Abrimos un año y cerramos otro que nació con el alma negra. El calendario le puso un nombre de cifras duplicadas –2020– que dibujaban algo así como la secuencia genómica de un apocalipsis en grado de intentona. Las campanadas de la nochevieja antepasada intentaron avisarnos del San Quintín que se nos venía encima con doce golpes de bronce que eran sendos aldabonazos en las puertas del infierno. Pero ninguno atendimos a la señal y nos metimos en la boca del lobo al compás del chin-chin de las copas de champagne. Solo uno de los indigentes que pueblan el centro madrileño tuvo una premonición aquella noche mientras se apañaba un catre de cartón en un recoveco que olía a orines. Tocan a muerto, dijo, y, luego, tras echarse un último trago largo –muy largo– de tinto barato, perdió el habla y el conocimiento.

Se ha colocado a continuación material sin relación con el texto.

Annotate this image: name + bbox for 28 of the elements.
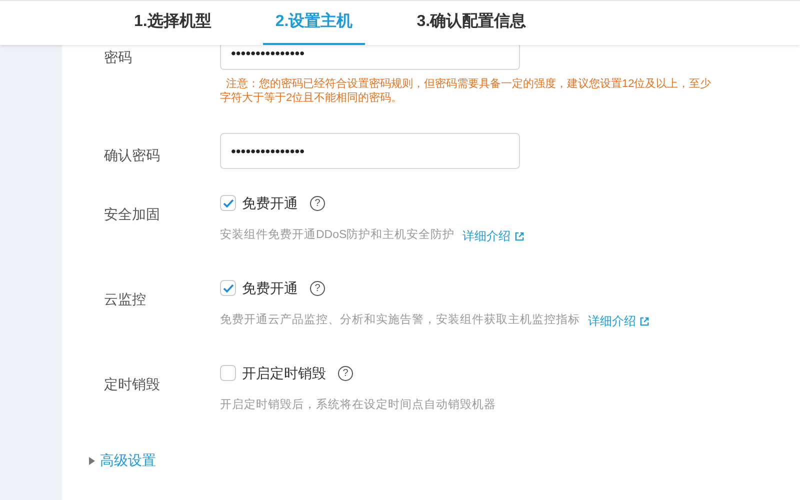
- option-description: 免费开通云产品监控、分析和实施告警，安装组件获取主机监控指标: [220, 312, 580, 328]
- check-icon: [222, 284, 234, 292]
- help-icon[interactable]: ?: [310, 196, 325, 210]
- checkbox-label: 免费开通: [242, 194, 298, 212]
- checkbox[interactable]: [220, 365, 236, 381]
- step-tab[interactable]: 3.确认配置信息: [404, 1, 538, 45]
- checkbox-label: 免费开通: [242, 278, 298, 298]
- external-link-icon: [640, 316, 649, 326]
- field-label: 云监控: [103, 290, 147, 309]
- password-warning: 字符大于等于2位且不能相同的密码。: [220, 91, 404, 105]
- password-field[interactable]: •••••••••••••••: [220, 45, 520, 70]
- field-label: 安全加固: [103, 205, 161, 224]
- help-icon[interactable]: ?: [338, 366, 353, 380]
- checkbox[interactable]: [220, 195, 236, 211]
- checkbox[interactable]: [220, 280, 236, 296]
- step-tab[interactable]: 1.选择机型: [122, 1, 224, 45]
- option-description: 安装组件免费开通DDoS防护和主机安全防护: [220, 227, 455, 244]
- field-label: 确认密码: [103, 146, 161, 164]
- field-label: 密码: [103, 48, 133, 67]
- caret-icon: [89, 456, 95, 465]
- password-warning: 注意：您的密码已经符合设置密码规则，但密码需要具备一定的强度，建议您设置12位及以上，至少: [225, 77, 712, 91]
- confirm-password-field[interactable]: •••••••••••••••: [220, 133, 520, 169]
- help-icon[interactable]: ?: [310, 280, 325, 296]
- external-link-icon: [514, 232, 524, 240]
- checkbox-label: 开启定时销毁: [242, 364, 326, 382]
- field-label: 定时销毁: [103, 375, 161, 394]
- option-description: 开启定时销毁后，系统将在设定时间点自动销毁机器: [220, 397, 496, 413]
- check-icon: [222, 198, 234, 208]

El 2020 dejó muestra enseguida de su mala sangre dispersando a las primeras de cambio un virus que ha puesto contra las cuerdas, incluso, a ese tercio privilegiado del planeta que tenía por seguro que las pandemias eran desahogos a los que se entregaba la Pachamama en geografías de mal vivir. Echó a rodar el virus en el Oriente más extremo para que la infección, siguiendo el curso solar, pusiera rumbo a Poniente –de Wuhan a Pasadena– arrastrando hacia el ocaso las almas de cuantos sucumbían al morbo. Por ese motivo nos hemos pasado el año abriendo fosas y enterrando a cientos de miles de semejantes hasta llenar la tierra con sus huesos. Con todo, el 2020 se ha despedido dejando el trabajo a medias o, por decir las cosas como son en realidad, dejando más vivos que muertos, aunque no conviene pensar que ya estamos a salvo ni cantar victoria antes de tiempo porque el muy traidor, a fin de mantener viva su memoria, nos lega en herencia el virus que trajo consigo para que continúe rastrillando en su nombre a todo el que pille por medio.

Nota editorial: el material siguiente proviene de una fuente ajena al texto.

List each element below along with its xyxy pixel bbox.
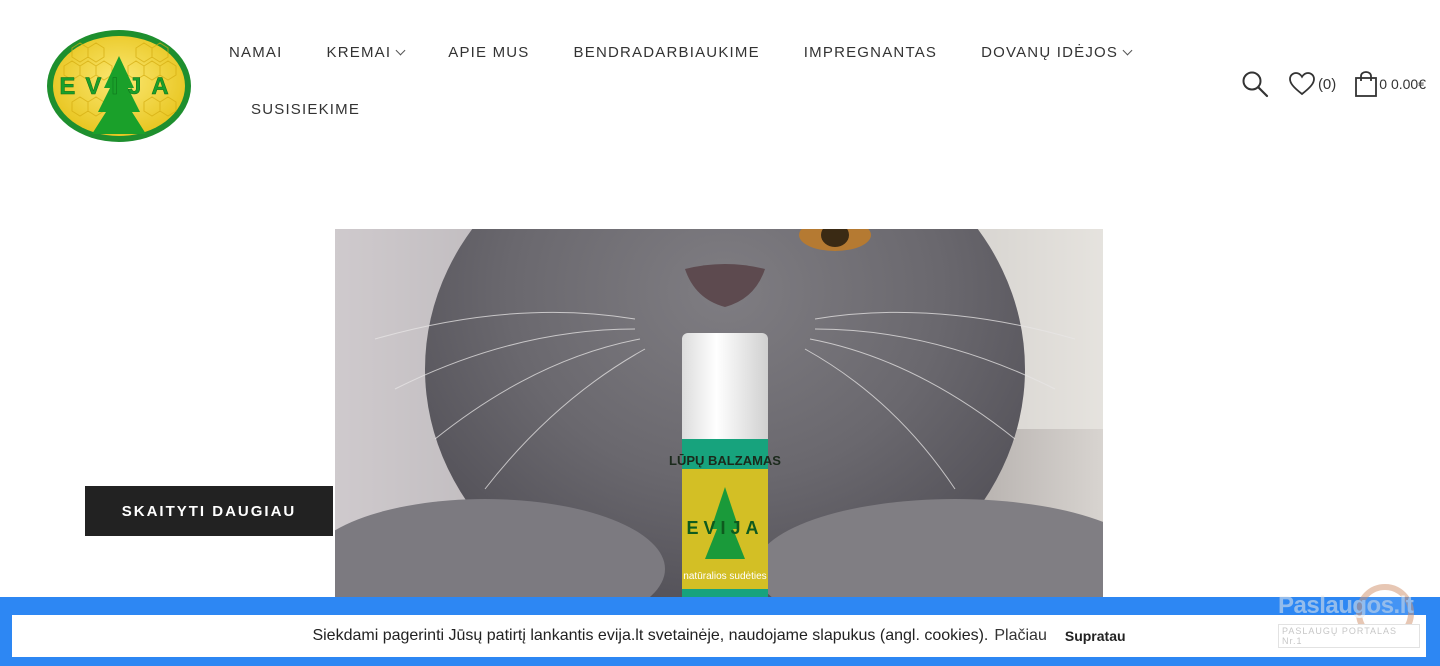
nav-item-kremai[interactable]: KREMAI [305, 44, 427, 61]
cookie-message: Siekdami pagerinti Jūsų patirtį lankanti… [312, 627, 989, 644]
wishlist-button[interactable]: (0) [1289, 72, 1336, 96]
header-icons: (0) 0 0.00€ [1241, 70, 1426, 98]
svg-text:EVIJA: EVIJA [59, 73, 178, 100]
nav-item-susisiekime[interactable]: SUSISIEKIME [207, 101, 382, 118]
nav-item-impregnantas[interactable]: IMPREGNANTAS [782, 44, 959, 61]
chevron-down-icon [395, 45, 406, 55]
cart-button[interactable]: 0 0.00€ [1354, 71, 1426, 97]
cookie-consent-box: Siekdami pagerinti Jūsų patirtį lankanti… [12, 615, 1426, 657]
cookie-more-link[interactable]: Plačiau [994, 627, 1046, 645]
heart-icon [1289, 72, 1315, 96]
nav-item-label: NAMAI [229, 43, 283, 61]
nav-item-label: APIE MUS [448, 43, 530, 61]
cart-total: 0 0.00€ [1379, 76, 1426, 92]
watermark-text: Paslaugos.lt [1278, 592, 1414, 619]
nav-item-dovanų-idėjos[interactable]: DOVANŲ IDĖJOS [959, 44, 1153, 61]
nav-item-label: IMPREGNANTAS [803, 43, 938, 61]
watermark-subtext: PASLAUGŲ PORTALAS Nr.1 [1278, 624, 1420, 648]
hero-image: LŪPŲ BALZAMAS EVIJA natūralios sudėties [335, 229, 1103, 597]
svg-text:natūralios sudėties: natūralios sudėties [683, 571, 766, 582]
watermark: Paslaugos.lt PASLAUGŲ PORTALAS Nr.1 [1270, 580, 1420, 650]
chevron-down-icon [1122, 45, 1133, 55]
cookie-consent-bar: Siekdami pagerinti Jūsų patirtį lankanti… [0, 597, 1440, 666]
svg-text:LŪPŲ BALZAMAS: LŪPŲ BALZAMAS [669, 453, 781, 468]
nav-item-apie-mus[interactable]: APIE MUS [426, 44, 551, 61]
nav-item-label: KREMAI [326, 43, 392, 61]
nav-row-secondary: SUSISIEKIME [207, 78, 1207, 140]
shopping-bag-icon [1355, 71, 1378, 97]
svg-text:EVIJA: EVIJA [686, 518, 763, 538]
main-navigation: NAMAI KREMAI APIE MUS BENDRADARBIAUKIME IMPR… [207, 26, 1207, 140]
wishlist-count: (0) [1317, 75, 1337, 93]
nav-item-bendradarbiaukime[interactable]: BENDRADARBIAUKIME [552, 44, 782, 61]
nav-item-namai[interactable]: NAMAI [207, 44, 305, 61]
search-icon[interactable] [1241, 70, 1269, 98]
nav-item-label: BENDRADARBIAUKIME [573, 43, 760, 61]
read-more-button[interactable]: SKAITYTI DAUGIAU [85, 486, 333, 536]
nav-item-label: DOVANŲ IDĖJOS [981, 43, 1119, 61]
cookie-accept-button[interactable]: Supratau [1065, 628, 1126, 644]
nav-item-label: SUSISIEKIME [251, 100, 361, 118]
logo-graphic: EVIJA [47, 30, 191, 142]
nav-row-primary: NAMAI KREMAI APIE MUS BENDRADARBIAUKIME IMPR… [207, 26, 1207, 78]
site-logo[interactable]: EVIJA [44, 26, 194, 144]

O sea, que, recién comenzado el año, tenemos poco que festejar o, al menos, eso es lo que nos dice por lo bajini el alter ego negativo y mustio que todos llevamos dentro. Pero no hay que darle bola, porque, puestos a ver el vaso medio lleno, podemos ganarle la mano sólo con pensar que la vida misma, sorprendente y turbadora, nos corre todavía por las venas regalándonos un día tras otro. No es poco. Riccardo Muti, a punto de cumplir los ochenta, tiene plena conciencia de esa verdad que el paso de los años va poniendo de relieve. Por eso, y porque lo distingue un enorme talento macerado con décadas de estudio y práctica, no había director más a propósito para dirigir esta vez a la filarmónica vienesa. De su mano, la vida, vestida de largo con sutilezas y matices musicales, recobró aliento y entusiasmo entre los dorados y las flores de un Musikverein dolorosamente vacío para enseñarnos que, mientras suene la 'Marcha Radetzky' el día de Año Nuevo, hay margen para la esperanza.